Tugas Manintin memang tidak ringan: memastikan aliran air dari sumber tetap terjaga, merawat instalasi, sekaligus membagi distribusi secara adil untuk kebutuhan sehari-hari warga maupun lahan pertanian. Sumber utama air ini berasal dari Sungai Cipanengah, sekitar 3 kilometer dari perkampungan, menembus hutan di lereng Gunung Halimun.
Baca Juga: Bayu Permana Bicara Tradisi Kasepuhan dan Patanjala: Sumber Nilai Pelestarian Alam Sukabumi
Pipanisasi dan Ketahanan Air Warga Adat
Sungai tersebut memiliki empat sirah cai atau mata air: satu aliran di Pasir Dungkil, dua aliran di Nyampiong, dan satu aliran lagi di Lembah Neundeud. Dari sumber itu, air tidak hanya mengairi lahan pertanian, tetapi juga disalurkan ke puluhan rumah warga di 2 dusun (Ciptamulya dan Cibongbong) serta 2 WC umum di Kasepuhan Ciptamulya. Alirannya mengalir melalui jaringan pipa sederhana yang menuruni lereng perbukitan dan melintas di area persawahan terasering, sebelum akhirnya ditampung terlebih dahulu di sejumlah bak penampungan atau tandon.

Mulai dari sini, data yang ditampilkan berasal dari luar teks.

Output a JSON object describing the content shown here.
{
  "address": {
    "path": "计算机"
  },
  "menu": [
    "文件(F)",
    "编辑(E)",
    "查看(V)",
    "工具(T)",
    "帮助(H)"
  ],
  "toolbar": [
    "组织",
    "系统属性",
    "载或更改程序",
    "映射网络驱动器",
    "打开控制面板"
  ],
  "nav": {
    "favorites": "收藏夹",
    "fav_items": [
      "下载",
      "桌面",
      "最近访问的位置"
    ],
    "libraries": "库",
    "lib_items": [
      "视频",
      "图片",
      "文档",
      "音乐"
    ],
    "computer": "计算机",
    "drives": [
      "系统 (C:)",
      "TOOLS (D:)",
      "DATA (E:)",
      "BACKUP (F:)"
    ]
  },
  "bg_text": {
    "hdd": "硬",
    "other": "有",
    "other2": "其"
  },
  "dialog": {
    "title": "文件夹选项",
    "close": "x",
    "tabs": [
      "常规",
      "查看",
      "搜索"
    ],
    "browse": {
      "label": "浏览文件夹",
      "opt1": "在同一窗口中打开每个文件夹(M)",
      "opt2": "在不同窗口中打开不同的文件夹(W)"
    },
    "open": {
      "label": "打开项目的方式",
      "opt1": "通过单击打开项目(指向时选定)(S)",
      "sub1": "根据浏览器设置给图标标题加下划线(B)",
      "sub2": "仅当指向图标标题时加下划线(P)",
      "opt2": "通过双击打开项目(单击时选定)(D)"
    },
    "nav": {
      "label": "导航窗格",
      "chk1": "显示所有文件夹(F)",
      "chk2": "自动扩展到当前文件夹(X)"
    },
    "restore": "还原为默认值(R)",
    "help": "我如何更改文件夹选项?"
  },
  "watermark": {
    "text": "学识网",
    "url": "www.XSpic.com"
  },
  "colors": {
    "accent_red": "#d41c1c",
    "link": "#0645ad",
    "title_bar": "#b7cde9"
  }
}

Warga menunjukkan salah satu sirah cai atau mata air yang mengalir ke perkampungan maupun sawah di Kasepuhan Ciptamulya.
Dua di antaranya berada di belakang Imah Gede, rumah tinggal sekaligus balai pertemuan milik Ketua Adat. Kedua bak beton yang terlihat berlumut dengan ukuran bervariasi di lokasi tersebut berfungsi sebagai tempat penyaringan sekaligus pusat distribusi air. Dari bak inilah air dialirkan ke rumah warga untuk keperluan mandi hingga mencuci melalui sejumlah pipa dan selang berwarna putih, biru, dan hijau. Tanpa pompa, air mengucur deras ke dalam bak, menimbulkan riak dan bunyi gemericik yang terus-menerus terdengar di sekitar Imah Gede.
“Setiap bak untuk satu dusun. Suplai air dari bak di Imah Gede yang paling jauh sampai ke (dusun) Cibongbong, pakai selang panjangnya sekitar 100 meter,” jelas Opok saat ditemui sukabumiupdate.com di rumah panggungnya yang beratapkan ijuk dan terletak sekitar 100 meter dari Imah Gede, Selasa (30/9/2025).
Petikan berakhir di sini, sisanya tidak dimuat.